Desde ahí, como guardián de los tres palos, Camus, como hoy Courtois, Oblak o Ter Stegen, vio la materia en la que los dioses han engañado a los hombres cuando les envía mensajes envueltos con la pasta de la soberbia, el odio, la violencia, la envidia y la trampa. Pero también cuando esa misma materia trae el aire de la amistad, la solidaridad, el honor, la piedad y el encuentro. Para el que quiera y sepa verlo, todo eso está en el fútbol, y todo eso se ve debajo del larguero 7,32 metros. Esa es la enseñanza de Camus. Antes y ahora, en este momento en el que mi equipo debe su última copa de Europa a un defensa que juega de delantero y metió el gol decisivo rodeado de gigantes amarillos y cabeceando desde sus 1,73 metros. Cuando hice la mili, Dani Carvajal formaría al final de la formación, justo en espacio al que los sargentos chusqueros llamaban la calderilla, el olimpo de los bajitos. Carvajal es un futbolista y no un jugador de fútbol. Sus principios lo declaran. Gracias, vieja fue el título de las memorias de Alfredo Di Stéfano escritas por dos grandes del periodismo deportivo, Enrique Ortego y Alfredo Relaño. Vieja, sí, era como llamaba el argentino a la pelota. Como si fuera su madre.

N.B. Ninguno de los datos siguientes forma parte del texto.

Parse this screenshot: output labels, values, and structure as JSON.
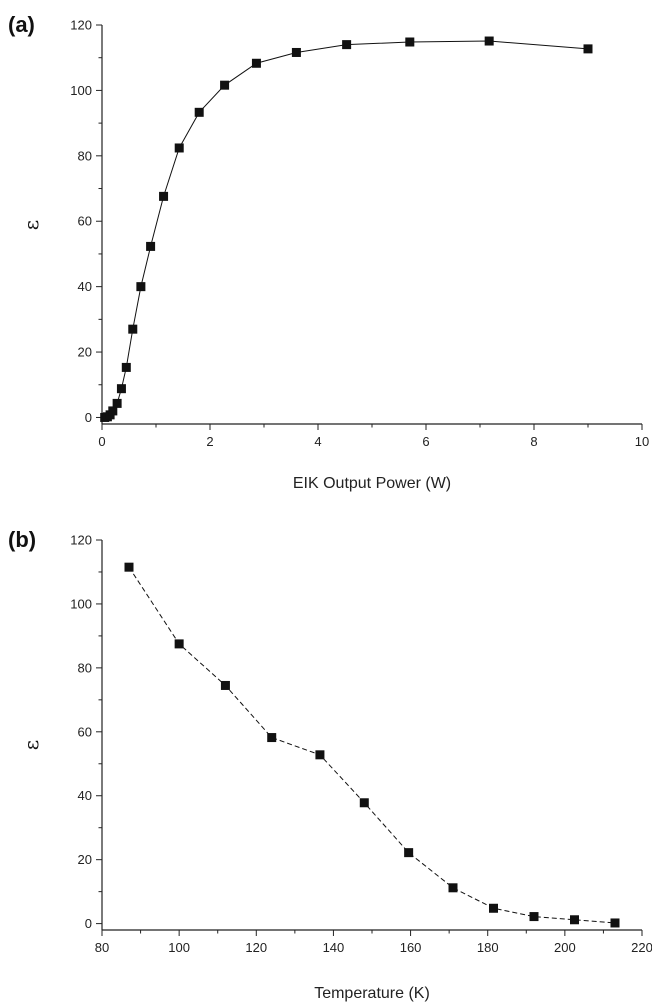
{
  "chart_data": [
    {
      "type": "line",
      "panel_label": "(a)",
      "title": "",
      "xlabel": "EIK Output Power (W)",
      "ylabel": "ε",
      "xlim": [
        0,
        10
      ],
      "ylim": [
        -2,
        120
      ],
      "xticks": [
        "0",
        "2",
        "4",
        "6",
        "8",
        "10"
      ],
      "yticks": [
        "0",
        "20",
        "40",
        "60",
        "80",
        "100",
        "120"
      ],
      "line_style": "solid",
      "marker": "square",
      "color": "#111111",
      "series": [
        {
          "x": [
            0.05,
            0.1,
            0.15,
            0.2,
            0.28,
            0.36,
            0.45,
            0.57,
            0.72,
            0.9,
            1.14,
            1.43,
            1.8,
            2.27,
            2.86,
            3.6,
            4.53,
            5.7,
            7.17,
            9.0
          ],
          "y": [
            0,
            0.2,
            0.8,
            2,
            4.3,
            8.8,
            15.3,
            27,
            40,
            52.3,
            67.6,
            82.4,
            93.3,
            101.6,
            108.3,
            111.6,
            114,
            114.8,
            115.1,
            112.7
          ]
        }
      ]
    },
    {
      "type": "line",
      "panel_label": "(b)",
      "title": "",
      "xlabel": "Temperature (K)",
      "ylabel": "ε",
      "xlim": [
        80,
        220
      ],
      "ylim": [
        -2,
        120
      ],
      "xticks": [
        "80",
        "100",
        "120",
        "140",
        "160",
        "180",
        "200",
        "220"
      ],
      "yticks": [
        "0",
        "20",
        "40",
        "60",
        "80",
        "100",
        "120"
      ],
      "line_style": "dashed",
      "marker": "square",
      "color": "#111111",
      "series": [
        {
          "x": [
            87,
            100,
            112,
            124,
            136.5,
            148,
            159.5,
            171,
            181.5,
            192,
            202.5,
            213
          ],
          "y": [
            111.5,
            87.5,
            74.5,
            58.2,
            52.8,
            37.8,
            22.2,
            11.2,
            4.8,
            2.2,
            1.2,
            0.2
          ]
        }
      ]
    }
  ]
}
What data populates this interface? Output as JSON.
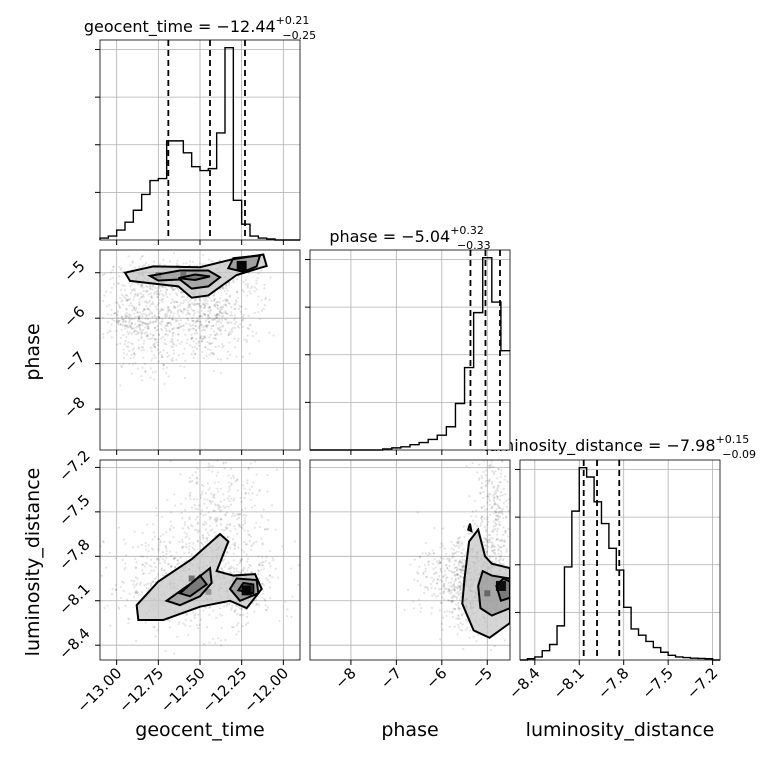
{
  "chart_data": {
    "type": "corner",
    "parameters": [
      {
        "name": "geocent_time",
        "xlabel": "geocent_time",
        "range": [
          -13.1,
          -11.9
        ],
        "ticks": [
          -13.0,
          -12.75,
          -12.5,
          -12.25,
          -12.0
        ],
        "tick_labels": [
          "−13.00",
          "−12.75",
          "−12.50",
          "−12.25",
          "−12.00"
        ],
        "title_main": "geocent_time = −12.44",
        "title_sup": "+0.21",
        "title_sub": "−0.25",
        "quantiles": [
          -12.69,
          -12.44,
          -12.23
        ],
        "hist": {
          "edges": [
            -13.1,
            -13.05,
            -13.0,
            -12.95,
            -12.9,
            -12.85,
            -12.8,
            -12.75,
            -12.7,
            -12.65,
            -12.6,
            -12.55,
            -12.5,
            -12.45,
            -12.4,
            -12.35,
            -12.3,
            -12.25,
            -12.2,
            -12.15,
            -12.1,
            -12.05,
            -12.0,
            -11.95,
            -11.9
          ],
          "values": [
            0.01,
            0.02,
            0.05,
            0.09,
            0.15,
            0.23,
            0.3,
            0.31,
            0.5,
            0.5,
            0.44,
            0.37,
            0.35,
            0.36,
            0.54,
            0.97,
            0.2,
            0.08,
            0.02,
            0.01,
            0.005,
            0.0,
            0.0,
            0.0
          ]
        }
      },
      {
        "name": "phase",
        "xlabel": "phase",
        "ylabel": "phase",
        "range": [
          -8.9,
          -4.5
        ],
        "ticks": [
          -8,
          -7,
          -6,
          -5
        ],
        "tick_labels": [
          "−8",
          "−7",
          "−6",
          "−5"
        ],
        "title_main": "phase = −5.04",
        "title_sup": "+0.32",
        "title_sub": "−0.33",
        "quantiles": [
          -5.37,
          -5.04,
          -4.72
        ],
        "hist": {
          "edges": [
            -8.9,
            -8.7,
            -8.5,
            -8.3,
            -8.1,
            -7.9,
            -7.7,
            -7.5,
            -7.3,
            -7.1,
            -6.9,
            -6.7,
            -6.5,
            -6.3,
            -6.1,
            -5.9,
            -5.7,
            -5.5,
            -5.3,
            -5.1,
            -4.9,
            -4.7,
            -4.5
          ],
          "values": [
            0,
            0,
            0,
            0,
            0,
            0,
            0,
            0,
            0.005,
            0.01,
            0.015,
            0.025,
            0.035,
            0.05,
            0.07,
            0.11,
            0.22,
            0.39,
            0.65,
            0.91,
            0.7,
            0.47
          ]
        }
      },
      {
        "name": "luminosity_distance",
        "xlabel": "luminosity_distance",
        "ylabel": "luminosity_distance",
        "range": [
          -8.5,
          -7.15
        ],
        "ticks": [
          -8.4,
          -8.1,
          -7.8,
          -7.5,
          -7.2
        ],
        "tick_labels": [
          "−8.4",
          "−8.1",
          "−7.8",
          "−7.5",
          "−7.2"
        ],
        "title_main": "luminosity_distance = −7.98",
        "title_sup": "+0.15",
        "title_sub": "−0.09",
        "quantiles": [
          -8.07,
          -7.98,
          -7.83
        ],
        "hist": {
          "edges": [
            -8.5,
            -8.45,
            -8.4,
            -8.35,
            -8.3,
            -8.25,
            -8.2,
            -8.15,
            -8.1,
            -8.05,
            -8.0,
            -7.95,
            -7.9,
            -7.85,
            -7.8,
            -7.75,
            -7.7,
            -7.65,
            -7.6,
            -7.55,
            -7.5,
            -7.45,
            -7.4,
            -7.35,
            -7.3,
            -7.25,
            -7.2,
            -7.15
          ],
          "values": [
            0,
            0.004,
            0.01,
            0.03,
            0.05,
            0.11,
            0.3,
            0.48,
            0.62,
            0.59,
            0.51,
            0.44,
            0.36,
            0.29,
            0.17,
            0.1,
            0.08,
            0.06,
            0.04,
            0.025,
            0.015,
            0.01,
            0.008,
            0.006,
            0.005,
            0.004,
            0.0
          ]
        }
      }
    ],
    "pairs": [
      {
        "x": "geocent_time",
        "y": "phase",
        "y_ticks": [
          -8,
          -7,
          -6,
          -5
        ],
        "y_tick_labels": [
          "−8",
          "−7",
          "−6",
          "−5"
        ],
        "density_peaks": [
          {
            "x": -12.25,
            "y": -4.85,
            "level": 0.98
          },
          {
            "x": -12.6,
            "y": -5.05,
            "level": 0.55
          },
          {
            "x": -12.75,
            "y": -5.05,
            "level": 0.45
          }
        ],
        "contours": [
          [
            [
              -12.95,
              -5.0
            ],
            [
              -12.78,
              -4.86
            ],
            [
              -12.5,
              -4.88
            ],
            [
              -12.3,
              -4.7
            ],
            [
              -12.12,
              -4.6
            ],
            [
              -12.1,
              -4.85
            ],
            [
              -12.28,
              -5.05
            ],
            [
              -12.45,
              -5.5
            ],
            [
              -12.55,
              -5.55
            ],
            [
              -12.63,
              -5.3
            ],
            [
              -12.75,
              -5.25
            ],
            [
              -12.92,
              -5.18
            ]
          ],
          [
            [
              -12.8,
              -5.07
            ],
            [
              -12.62,
              -4.95
            ],
            [
              -12.45,
              -4.95
            ],
            [
              -12.38,
              -5.1
            ],
            [
              -12.45,
              -5.3
            ],
            [
              -12.55,
              -5.35
            ],
            [
              -12.62,
              -5.15
            ],
            [
              -12.75,
              -5.17
            ]
          ],
          [
            [
              -12.63,
              -5.12
            ],
            [
              -12.53,
              -5.04
            ],
            [
              -12.44,
              -5.08
            ],
            [
              -12.53,
              -5.16
            ]
          ],
          [
            [
              -12.33,
              -4.9
            ],
            [
              -12.3,
              -4.68
            ],
            [
              -12.14,
              -4.62
            ],
            [
              -12.16,
              -4.86
            ],
            [
              -12.24,
              -4.98
            ]
          ]
        ],
        "scatter_cloud": [
          {
            "cx": -12.65,
            "cy": -5.15,
            "sx": 0.22,
            "sy": 0.22,
            "n": 420
          },
          {
            "cx": -12.45,
            "cy": -5.9,
            "sx": 0.15,
            "sy": 0.5,
            "n": 520
          },
          {
            "cx": -12.8,
            "cy": -6.3,
            "sx": 0.12,
            "sy": 0.5,
            "n": 260
          },
          {
            "cx": -12.9,
            "cy": -6.0,
            "sx": 0.1,
            "sy": 0.3,
            "n": 180
          }
        ]
      },
      {
        "x": "geocent_time",
        "y": "luminosity_distance",
        "y_ticks": [
          -8.4,
          -8.1,
          -7.8,
          -7.5,
          -7.2
        ],
        "y_tick_labels": [
          "−8.4",
          "−8.1",
          "−7.8",
          "−7.5",
          "−7.2"
        ],
        "density_peaks": [
          {
            "x": -12.22,
            "y": -8.03,
            "level": 0.98
          },
          {
            "x": -12.55,
            "y": -7.95,
            "level": 0.55
          },
          {
            "x": -12.45,
            "y": -8.04,
            "level": 0.4
          }
        ],
        "contours": [
          [
            [
              -12.88,
              -8.13
            ],
            [
              -12.75,
              -7.97
            ],
            [
              -12.55,
              -7.82
            ],
            [
              -12.38,
              -7.65
            ],
            [
              -12.33,
              -7.7
            ],
            [
              -12.4,
              -7.9
            ],
            [
              -12.3,
              -7.93
            ],
            [
              -12.17,
              -7.92
            ],
            [
              -12.13,
              -8.02
            ],
            [
              -12.22,
              -8.15
            ],
            [
              -12.32,
              -8.1
            ],
            [
              -12.5,
              -8.14
            ],
            [
              -12.72,
              -8.23
            ],
            [
              -12.87,
              -8.23
            ]
          ],
          [
            [
              -12.7,
              -8.1
            ],
            [
              -12.55,
              -7.98
            ],
            [
              -12.44,
              -7.88
            ],
            [
              -12.43,
              -7.98
            ],
            [
              -12.5,
              -8.07
            ],
            [
              -12.62,
              -8.13
            ]
          ],
          [
            [
              -12.62,
              -8.05
            ],
            [
              -12.5,
              -7.93
            ],
            [
              -12.46,
              -7.99
            ],
            [
              -12.56,
              -8.07
            ]
          ],
          [
            [
              -12.32,
              -8.02
            ],
            [
              -12.28,
              -7.95
            ],
            [
              -12.16,
              -7.96
            ],
            [
              -12.15,
              -8.05
            ],
            [
              -12.26,
              -8.1
            ]
          ],
          [
            [
              -12.27,
              -8.03
            ],
            [
              -12.24,
              -7.98
            ],
            [
              -12.18,
              -7.99
            ],
            [
              -12.18,
              -8.05
            ]
          ]
        ],
        "scatter_cloud": [
          {
            "cx": -12.55,
            "cy": -7.95,
            "sx": 0.25,
            "sy": 0.18,
            "n": 620
          },
          {
            "cx": -12.4,
            "cy": -7.55,
            "sx": 0.15,
            "sy": 0.25,
            "n": 360
          },
          {
            "cx": -12.25,
            "cy": -8.0,
            "sx": 0.08,
            "sy": 0.08,
            "n": 240
          }
        ]
      },
      {
        "x": "phase",
        "y": "luminosity_distance",
        "density_peaks": [
          {
            "x": -4.7,
            "y": -8.0,
            "level": 0.95
          },
          {
            "x": -5.0,
            "y": -8.05,
            "level": 0.6
          }
        ],
        "contours": [
          [
            [
              -5.5,
              -7.95
            ],
            [
              -5.4,
              -7.7
            ],
            [
              -5.2,
              -7.62
            ],
            [
              -5.05,
              -7.8
            ],
            [
              -4.9,
              -7.85
            ],
            [
              -4.5,
              -7.88
            ],
            [
              -4.5,
              -8.25
            ],
            [
              -4.95,
              -8.35
            ],
            [
              -5.3,
              -8.3
            ],
            [
              -5.55,
              -8.12
            ]
          ],
          [
            [
              -5.2,
              -8.0
            ],
            [
              -5.1,
              -7.9
            ],
            [
              -4.9,
              -7.93
            ],
            [
              -4.5,
              -7.95
            ],
            [
              -4.5,
              -8.15
            ],
            [
              -4.9,
              -8.2
            ],
            [
              -5.15,
              -8.15
            ]
          ],
          [
            [
              -4.8,
              -8.0
            ],
            [
              -4.65,
              -7.95
            ],
            [
              -4.5,
              -7.97
            ],
            [
              -4.5,
              -8.08
            ],
            [
              -4.7,
              -8.1
            ]
          ],
          [
            [
              -5.42,
              -7.62
            ],
            [
              -5.38,
              -7.58
            ],
            [
              -5.35,
              -7.63
            ]
          ]
        ],
        "scatter_cloud": [
          {
            "cx": -5.25,
            "cy": -7.98,
            "sx": 0.35,
            "sy": 0.16,
            "n": 640
          },
          {
            "cx": -4.85,
            "cy": -7.55,
            "sx": 0.2,
            "sy": 0.3,
            "n": 340
          },
          {
            "cx": -5.9,
            "cy": -7.95,
            "sx": 0.4,
            "sy": 0.15,
            "n": 200
          }
        ]
      }
    ]
  }
}
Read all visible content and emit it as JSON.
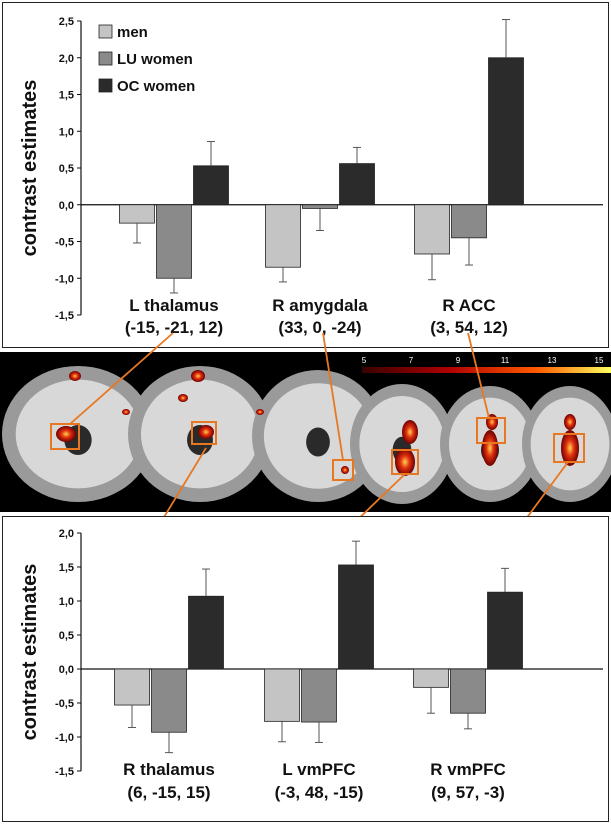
{
  "colors": {
    "men": "#c4c4c4",
    "lu_women": "#8a8a8a",
    "oc_women": "#2b2b2b",
    "highlight_box": "#e87722",
    "brain_background": "#000000"
  },
  "legend": [
    "men",
    "LU women",
    "OC women"
  ],
  "colorbar": {
    "ticks": [
      "5",
      "7",
      "9",
      "11",
      "13",
      "15"
    ]
  },
  "chart_data": [
    {
      "type": "bar",
      "ylabel": "contrast estimates",
      "ylim": [
        -1.5,
        2.5
      ],
      "yticks": [
        "2,5",
        "2,0",
        "1,5",
        "1,0",
        "0,5",
        "0,0",
        "-0,5",
        "-1,0",
        "-1,5"
      ],
      "ytick_values": [
        2.5,
        2.0,
        1.5,
        1.0,
        0.5,
        0.0,
        -0.5,
        -1.0,
        -1.5
      ],
      "categories": [
        "L thalamus",
        "R amygdala",
        "R ACC"
      ],
      "category_coords": [
        "(-15, -21, 12)",
        "(33, 0, -24)",
        "(3, 54, 12)"
      ],
      "series": [
        {
          "name": "men",
          "values": [
            -0.25,
            -0.85,
            -0.67
          ],
          "errors": [
            0.27,
            0.2,
            0.35
          ]
        },
        {
          "name": "LU women",
          "values": [
            -1.0,
            -0.05,
            -0.45
          ],
          "errors": [
            0.2,
            0.3,
            0.37
          ]
        },
        {
          "name": "OC women",
          "values": [
            0.53,
            0.56,
            2.0
          ],
          "errors": [
            0.33,
            0.22,
            0.52
          ]
        }
      ],
      "legend_position": "top-left"
    },
    {
      "type": "bar",
      "ylabel": "contrast estimates",
      "ylim": [
        -1.5,
        2.0
      ],
      "yticks": [
        "2,0",
        "1,5",
        "1,0",
        "0,5",
        "0,0",
        "-0,5",
        "-1,0",
        "-1,5"
      ],
      "ytick_values": [
        2.0,
        1.5,
        1.0,
        0.5,
        0.0,
        -0.5,
        -1.0,
        -1.5
      ],
      "categories": [
        "R thalamus",
        "L vmPFC",
        "R vmPFC"
      ],
      "category_coords": [
        "(6, -15, 15)",
        "(-3, 48, -15)",
        "(9, 57, -3)"
      ],
      "series": [
        {
          "name": "men",
          "values": [
            -0.53,
            -0.77,
            -0.27
          ],
          "errors": [
            0.33,
            0.3,
            0.38
          ]
        },
        {
          "name": "LU women",
          "values": [
            -0.93,
            -0.78,
            -0.65
          ],
          "errors": [
            0.3,
            0.3,
            0.23
          ]
        },
        {
          "name": "OC women",
          "values": [
            1.07,
            1.53,
            1.13
          ],
          "errors": [
            0.4,
            0.35,
            0.35
          ]
        }
      ]
    }
  ]
}
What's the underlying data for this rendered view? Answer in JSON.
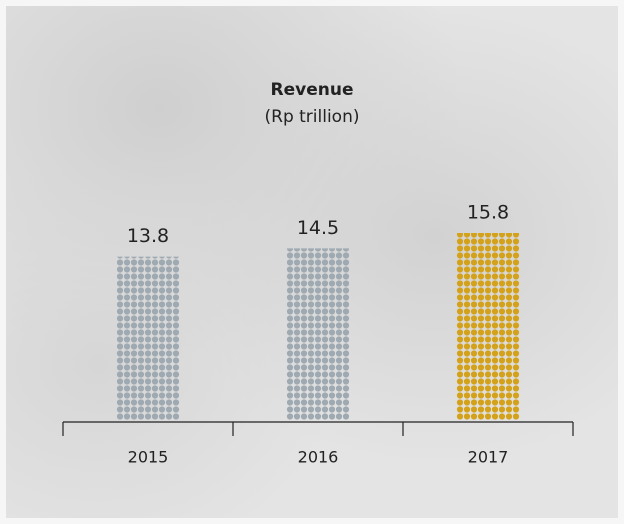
{
  "chart_data": {
    "type": "bar",
    "title": "Revenue",
    "subtitle": "(Rp trillion)",
    "categories": [
      "2015",
      "2016",
      "2017"
    ],
    "values": [
      13.8,
      14.5,
      15.8
    ],
    "colors": [
      "#9ea9b1",
      "#9ea9b1",
      "#d4a21a"
    ]
  }
}
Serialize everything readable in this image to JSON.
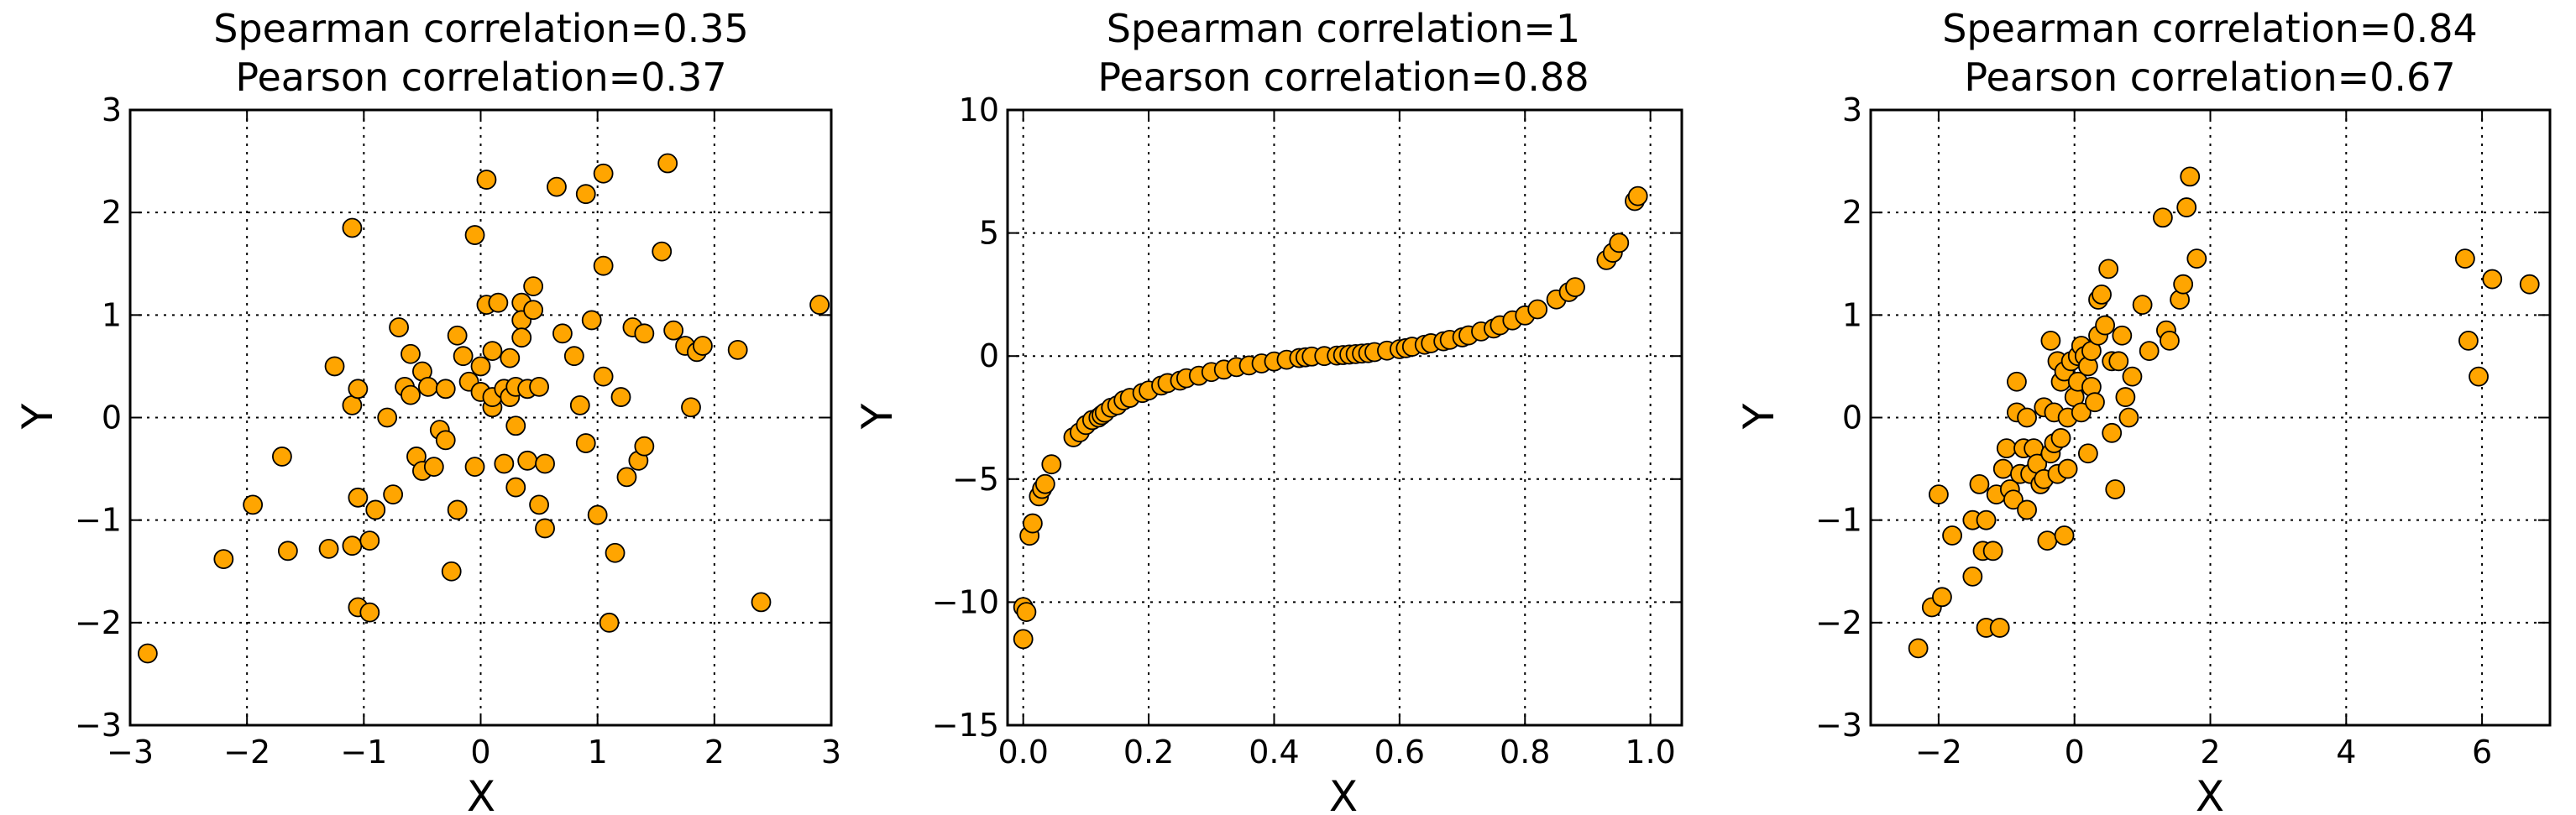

Yolanda Díaz, reina de la derrota

El domingo que viene, y a una semana de la última Copa de Europa, sabremos qué ha votado un país que vive el fútbol con emoción, y siente la política como una oportunidad de votar contra quien te insulta y maltrata más que a quien te defienda y respeta. Es así, qué se le va a hacer. A la urna iré a regañadientes, sin emociones y con un mosqueo tremendo mientras toco el bolsillo de la chaqueta a ver si sigue ahí mi cartera. A las ocho de la tarde veremos quien está de mierda hasta el cuello y ya no podrá esconder su fracaso más tiempo. Yolanda Díaz, de derrota en derrota hasta la derrota final. Muy mal han de estar hechas las encuestas para que la señora no acabe cenando cerillas el domingo por la noche.